用于手动获取给定输入类型对应的 show_batch 函数的辅助函数。

show_results 是一个根据类型调度的函数，负责显示解码后的 samples 及其对应的 outs。与 show_batch 类似，x 和 y 是要显示的批次中的输入和目标，并根据它们的类型进行传递调度。可以传递 ctxs，但函数在必要时负责创建它们。kwargs 取决于具体的实现。

源码

TfmdDL

 TfmdDL (dataset, bs:int=64, shuffle:bool=False, num_workers:int=None,
         verbose:bool=False, do_setup:bool=True, pin_memory=False,
         timeout=0, batch_size=None, drop_last=False, indexed=None,
         n=None, device=None, persistent_workers=False,
         pin_memory_device='', wif=None, before_iter=None,
         after_item=None, before_batch=None, after_batch=None,
         after_iter=None, create_batches=None, create_item=None,
         create_batch=None, retain=None, get_idxs=None, sample=None,
         shuffle_fn=None, do_batch=None)

变换后的 DataLoader

	类型	默认值	详情
dataset			用于加载数据的 Map 风格或可迭代风格数据集
bs	int	64	批次大小
shuffle	bool	False	是否打乱数据
num_workers	int	None	并行使用的 CPU 核数（默认：最多使用 16 个可用核）
verbose	bool	False	是否打印详细日志
do_setup	bool	True	是否对批次变换运行 `setup()`
pin_memory	bool	False
timeout	int	0
batch_size	NoneType	None
drop_last	bool	False
indexed	NoneType	None
n	NoneType	None
device	NoneType	None
persistent_workers	bool	False
pin_memory_device	str
wif	NoneType	None
before_iter	NoneType	None
after_item	NoneType	None
before_batch	NoneType	None
after_batch	NoneType	None
after_iter	NoneType	None
create_batches	NoneType	None
create_item	NoneType	None
create_batch	NoneType	None
retain	NoneType	None
get_idxs	NoneType	None
sample	NoneType	None
shuffle_fn	NoneType	None
do_batch	NoneType	None

A TfmdDL 是一个 DataLoader，它从变换（Transform）列表中为 after_item、before_batch 和 after_batch 等 Callbacks 创建 Pipeline。因此，它可以解码或显示处理过的 batch。

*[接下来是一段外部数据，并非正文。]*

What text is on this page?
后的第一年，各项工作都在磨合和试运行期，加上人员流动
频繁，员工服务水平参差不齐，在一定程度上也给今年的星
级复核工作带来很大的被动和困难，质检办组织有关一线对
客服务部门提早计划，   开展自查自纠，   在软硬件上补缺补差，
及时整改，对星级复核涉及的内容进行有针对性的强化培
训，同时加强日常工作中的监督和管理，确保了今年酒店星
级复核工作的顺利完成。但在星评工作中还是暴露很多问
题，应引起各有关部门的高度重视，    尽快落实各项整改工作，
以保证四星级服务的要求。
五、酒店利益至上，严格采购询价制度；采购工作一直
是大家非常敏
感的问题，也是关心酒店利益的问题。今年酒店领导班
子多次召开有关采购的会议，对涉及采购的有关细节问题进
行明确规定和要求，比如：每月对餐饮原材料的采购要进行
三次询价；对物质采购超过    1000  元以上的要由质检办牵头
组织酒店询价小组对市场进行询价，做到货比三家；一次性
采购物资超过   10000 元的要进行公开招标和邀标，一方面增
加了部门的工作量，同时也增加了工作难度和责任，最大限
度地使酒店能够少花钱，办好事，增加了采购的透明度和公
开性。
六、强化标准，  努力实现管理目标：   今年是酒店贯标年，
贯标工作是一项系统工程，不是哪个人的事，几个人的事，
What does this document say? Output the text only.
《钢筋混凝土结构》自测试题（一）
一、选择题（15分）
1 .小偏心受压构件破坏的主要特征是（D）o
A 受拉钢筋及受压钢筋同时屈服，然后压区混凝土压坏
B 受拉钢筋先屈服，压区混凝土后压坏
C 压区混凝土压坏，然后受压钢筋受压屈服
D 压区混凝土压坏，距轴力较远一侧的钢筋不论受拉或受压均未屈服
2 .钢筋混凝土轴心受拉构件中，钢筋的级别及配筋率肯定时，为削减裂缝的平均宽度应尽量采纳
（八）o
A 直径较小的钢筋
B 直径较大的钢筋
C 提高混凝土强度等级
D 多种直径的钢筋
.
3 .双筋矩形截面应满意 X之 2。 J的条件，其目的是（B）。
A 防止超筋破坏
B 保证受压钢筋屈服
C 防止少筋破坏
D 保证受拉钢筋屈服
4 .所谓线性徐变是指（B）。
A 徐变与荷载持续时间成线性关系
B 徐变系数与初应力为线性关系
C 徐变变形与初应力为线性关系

class _Category(int, ShowTitle): pass

#Test retain type
class NegTfm(Transform):
    def encodes(self, x): return torch.neg(x)
    def decodes(self, x): return torch.neg(x)
    
tdl = TfmdDL([(TensorImage([1]),)] * 4, after_batch=NegTfm(), bs=4, num_workers=4)
b = tdl.one_batch()
test_eq(type(b[0]), TensorImage)
b = (tensor([1.,1.,1.,1.]),)
test_eq(type(tdl.decode_batch(b)[0][0]), TensorImage)

class A(Transform): 
    def encodes(self, x): return x 
    def decodes(self, x): return TitledInt(x) 

@Transform
def f(x)->None: return fastuple((x,x))

start = torch.arange(50)
test_eq_type(f(2), fastuple((2,2)))

a = A()
tdl = TfmdDL(start, after_item=lambda x: (a(x), f(x)), bs=4)
x,y = tdl.one_batch()
test_eq(type(y), fastuple)

s = tdl.decode_batch((x,y))
test_eq(type(s[0][1]), fastuple)

tdl = TfmdDL(torch.arange(0,50), after_item=A(), after_batch=NegTfm(), bs=4)
test_eq(tdl.dataset[0], start[0])
test_eq(len(tdl), (50-1)//4+1)
test_eq(tdl.bs, 4)
test_stdout(tdl.show_batch, '0\n1\n2\n3')
test_stdout(partial(tdl.show_batch, unique=True), '0\n0\n0\n0')

class B(Transform):
    parameters = 'a'
    def __init__(self): self.a = torch.tensor(0.)
    def encodes(self, x): x
    
tdl = TfmdDL([(TensorImage([1]),)] * 4, after_batch=B(), bs=4)
test_eq(tdl.after_batch.fs[0].a.device, torch.device('cpu'))
tdl.to(default_device())
test_eq(tdl.after_batch.fs[0].a.device, default_device())

方法

源码

DataLoader.one_batch

 DataLoader.one_batch ()

从 DataLoader 返回一个批次。

tfm = NegTfm()
tdl = TfmdDL(start, after_batch=tfm, bs=4)

b = tdl.one_batch()
test_eq(tensor([0,-1,-2,-3]), b)

源码

TfmdDL.decode

 TfmdDL.decode (b)

使用 tfms 解码 b

	详情
b	要解码的批次

test_eq(tdl.decode(b), tensor(0,1,2,3))

源码

TfmdDL.decode_batch

 TfmdDL.decode_batch (b, max_n:int=9, full:bool=True)

完全解码 b

	类型	默认值	详情
b			要解码的批次
max_n	int	9	最大解码项目数
full	bool	True	是否解码所有变换。如果为 `False`，则解码到项目知道如何显示自身为止

test_eq(tdl.decode_batch(b), [0,1,2,3])

源码

TfmdDL.show_batch

 TfmdDL.show_batch (b=None, max_n:int=9, ctxs=None, show:bool=True,
                    unique:bool=False, **kwargs)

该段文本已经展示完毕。